Quick paint on one door d/side
paint finish is good but prep underneath the paint not so good, still looking for that rough finish so will have another look in the morning to re paint or not. still its progress i guess.
Land Rover
just went to bunnings and got a deep bronze green (green base) colour in enamel 1L $50. did take a sample in first time but the colour was all wrong more brown then green, made a 2nd mix same brown colour, 3rd attempt with green base yielded this colour which is quite a good match.
pic1 couldn't wait to get the door on the vehicle looking good. painted late last night and in the morning colour had a white glaze over it so repainted this morning and fitted this arvo. wrapped not perfect but looks good to me.
pic2 hard top still on, needed it gone. also prefer the look of the soft tops, so time to unbolt.

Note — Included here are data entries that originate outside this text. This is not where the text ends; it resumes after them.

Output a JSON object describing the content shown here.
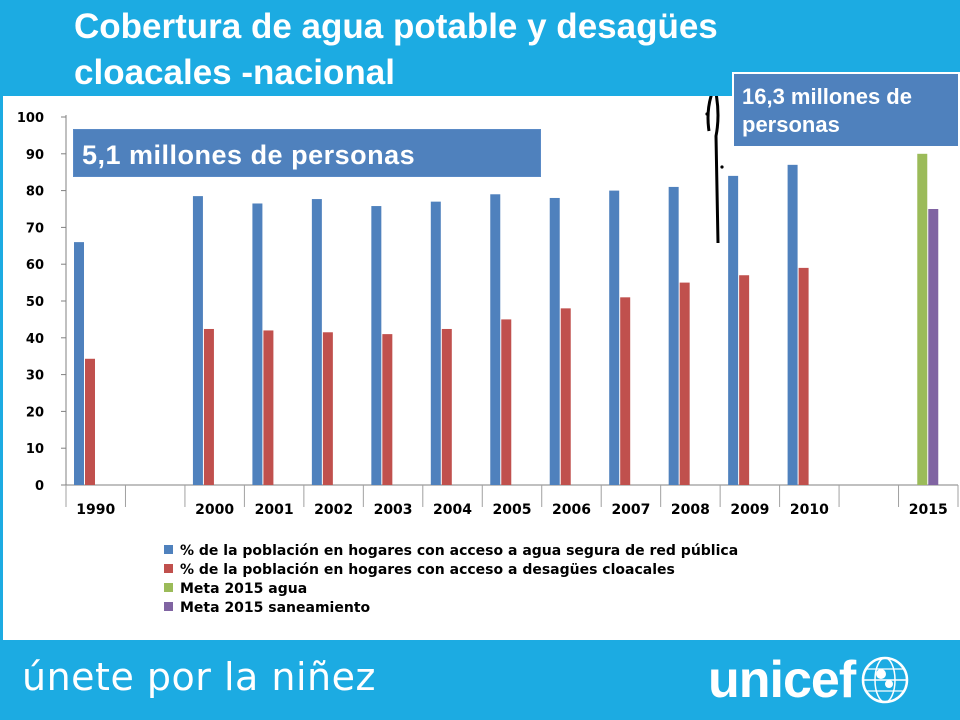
{
  "slide": {
    "title": "Cobertura de agua potable y desagües cloacales -nacional",
    "tagline": "únete por la niñez",
    "logo_text": "unicef",
    "colors": {
      "brand": "#1cabe2",
      "callout": "#4f81bd"
    }
  },
  "callouts": {
    "left": "5,1 millones de personas",
    "right": "16,3 millones de personas"
  },
  "chart_data": {
    "type": "bar",
    "categories": [
      "1990",
      "",
      "2000",
      "2001",
      "2002",
      "2003",
      "2004",
      "2005",
      "2006",
      "2007",
      "2008",
      "2009",
      "2010",
      "",
      "2015"
    ],
    "series": [
      {
        "name": "% de la población en hogares con acceso a agua segura de red pública",
        "color": "#4f81bd",
        "values": [
          66,
          null,
          78.5,
          76.5,
          77.7,
          75.8,
          77,
          79,
          78,
          80,
          81,
          84,
          87,
          null,
          null
        ]
      },
      {
        "name": "% de la población en hogares con acceso a desagües cloacales",
        "color": "#c0504d",
        "values": [
          34.3,
          null,
          42.4,
          42,
          41.5,
          41,
          42.4,
          45,
          48,
          51,
          55,
          57,
          59,
          null,
          null
        ]
      },
      {
        "name": "Meta 2015 agua",
        "color": "#9bbb59",
        "values": [
          null,
          null,
          null,
          null,
          null,
          null,
          null,
          null,
          null,
          null,
          null,
          null,
          null,
          null,
          90
        ]
      },
      {
        "name": "Meta 2015 saneamiento",
        "color": "#8064a2",
        "values": [
          null,
          null,
          null,
          null,
          null,
          null,
          null,
          null,
          null,
          null,
          null,
          null,
          null,
          null,
          75
        ]
      }
    ],
    "yticks": [
      "0",
      "10",
      "20",
      "30",
      "40",
      "50",
      "60",
      "70",
      "80",
      "90",
      "100"
    ],
    "ylim": [
      0,
      100
    ],
    "legend_position": "bottom",
    "grid": false
  }
}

pic3 in its current state, bonnet and one door complete long way to go. hardtop stored for now. much easier to work on except on hot days no shelter overhead. also removed tailgate which needs more work to complete.
need to tidy up some overspray around door frame, get some new washers for the door hinges and fit door handle.
Land Rover
before and after pics thus far
Land Rover
pic1 - is this a standard battery base with drain channels in case the battery leaks? removed the outer top battery cage, cleaned the base and applied filler primer ready for paint
pic2 front d/side, no VIN chassis number to be found, this vehicle seems to be missing a chassis number, can some one help locate? also not above spring shackles in rear either side?
pic3 this flat sheet steel or alum came off the top of the windscreen frame, guessing its not original please confirm?
pic 4 as in pic3 above with frame attached to top of windscreen, this was a hardtop but thinking to change to soft top though there is nothing to pull the soft top onto on the top of the windscreen frame, whats missing ?
Land Rover
Chassis number on Australian assembled Series Landrovers is on the LH rear chassis, just above the shackle on the rear spring. It could be fully imported, in which case it could be on the place you indicate if from the uK, but other assemblers seem to have put the number in other places!
John
JDNSW
1986 110 County 3.9 diesel
1970 2a 109 2.25 petrol
pic 1,2 & 3 - stages of wheel prep, cleaned with wire brush, paint stripper applied twice, then hosed down, filler primer painted now drying
pic 4 - windscreen in clean up phase, lots of paint stripper and wire brush plus some light sanding, still not finished
Land Rover
pic1 - petrol tank dropped, i have a spare if this one is no good, will inspect later.
pic2 - at some point had two fuel tanks, one on p/side has been turned from fuel tank to storage tank
pic3 - outriggers seem ok only surface clean required
pic4 - degreaser and wash down, some stubborn grease/oils prob need scrapping off as they have not moved, bugger. seat box removed put aside. you can see the remaining fuel/storage tank.
got the angle grinder out and ripped off the remaining bolts that holds the rear tray onto the rear crossmember. still no luck finding the chassis number anywhere which is a worry. the holden 186 turns by hand so the motor (fingers crossed) should be ok. have not tried to start her yet have no spare battery.
Land Rover
I've got a 54 86" Annand & Thomson on which the chassis no. is stamped on top of the chassis rail, passenger side, in the area between the radiator and the mudguard. Very hard to see..W
hi all,
Sorry no pics today. however i have noticed the steering wheel is very tight almost seized up. when i tug and pull it only moves 2-4inches at a time. don't think it could be the tie rod ends thinking the relay box on the front crossmember? thinking to jack up the front wheels to take weight off front axle, then remove tie rod to relay box then try to turn the wheel to isolate the problem point. either that or lots of WD40 around the relay box? suggestions welcomed.